Folha de S. Paulo
Como a mudança nas regras foi aprovada, se
havia múltiplos atores com poder de veto?
O ministro Fernando
Haddad afirmou que a Reforma Tributária aprovada não é perfeita porque
é parte de um esforço coletivo. Para o presidente Lula, deveu-se a Deus
todo-poderoso e à arte da negociação. Na realidade, são outras as razões que
explicam por que ela foi aprovada e por que é imperfeita.
Lembro Maquiavel sobre a sina de reformas que impõem custos concentrados a setores específicos e benefícios difusos para toda a sociedade: "Não há nada mais difícil, perigoso e de resultado mais incerto do que começar a introduzir novas leis, porque o introdutor tem como inimigos todos aqueles a quem aproveitam as antigas e como frouxos defensores quantos viriam a lucrar com as novas".
Com setores antirreforma mobilizados e
reformistas desorganizados, o resultado é um viés pró status quo. Maquiavel
também argumentou que os "profetas armados", que combinavam ardor e
coerção, sempre triunfavam. Mas, nas democracias, essa opção está descartada.

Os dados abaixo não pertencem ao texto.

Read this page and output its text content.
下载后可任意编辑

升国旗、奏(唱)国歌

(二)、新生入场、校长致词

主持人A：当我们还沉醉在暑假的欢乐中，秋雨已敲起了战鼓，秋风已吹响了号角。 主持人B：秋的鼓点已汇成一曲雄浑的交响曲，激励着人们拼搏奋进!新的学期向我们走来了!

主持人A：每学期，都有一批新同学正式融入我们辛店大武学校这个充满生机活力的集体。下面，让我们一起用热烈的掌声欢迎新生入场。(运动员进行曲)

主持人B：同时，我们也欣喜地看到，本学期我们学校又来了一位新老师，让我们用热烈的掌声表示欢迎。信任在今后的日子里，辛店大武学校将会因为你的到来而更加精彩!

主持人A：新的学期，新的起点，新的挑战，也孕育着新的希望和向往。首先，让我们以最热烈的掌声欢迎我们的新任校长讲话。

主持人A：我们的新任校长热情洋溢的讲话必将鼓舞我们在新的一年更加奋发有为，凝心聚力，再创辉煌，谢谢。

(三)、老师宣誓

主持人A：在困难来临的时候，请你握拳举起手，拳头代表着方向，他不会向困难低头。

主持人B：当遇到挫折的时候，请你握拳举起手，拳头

Como a reforma foi aprovada, se há múltiplos atores com poder de veto?
A questão já foi explorada na literatura.
Reformas desse tipo tornam-se viáveis politicamente 1) compensando os
perdedores; e 2) diferindo
no tempo o impacto da mudança. O resultado da reforma depende da calibragem
desses dois aspectos. Mas, no caso da reforma tributária aprovada, claramente
ela falhou. Senão vejamos.
Para compensar os estados, setores e empresas
perdedoras foram criados fundos bilionários e alíquotas reduzidas: R$ 570
bilhões em 14 anos (2029 a 2042) e mais R$ 60 bilhões anuais a partir de 2043
irão compor o Fundo de Desenvolvimento Regional (FNDR). Tudo fora do limite de
despesas primárias do arcabouço fiscal. O setor automobilístico terá RS 160
bilhões entre 1925 e 1932, que também não entrarão no cômputo das despesas
primárias.
As alíquotas serão de 60% para 13 setores da
economia, como o agronegócio; de 40% para saúde, transporte público e outros;
de 30% para profissionais liberais. Para outros, será zerada. O resultado
dessas compensações é uma elevadíssima alíquota-padrão no novo IVA.
As mudanças nas regras também são diferidas
no tempo e só entrarão em vigor plenamente após dez anos. A compensação dos
perdedores se estenderá por inacreditáveis duas décadas.
A peleja na qual se busca garantir tratamento
privilegiado recrudescerá no próximo semestre, quando as leis
complementares serão votadas.
Com tantas compensações e tamanha extensão no
tempo, os custos da transição representarão parcela desproporcional dos
benefícios futuros. O avanço é lampedusiano: só será sentido pelas gerações
futuras. É como se houvesse um grande conluio no qual setores rentistas
beneficiados cobram um robusto pedágio pela mudança.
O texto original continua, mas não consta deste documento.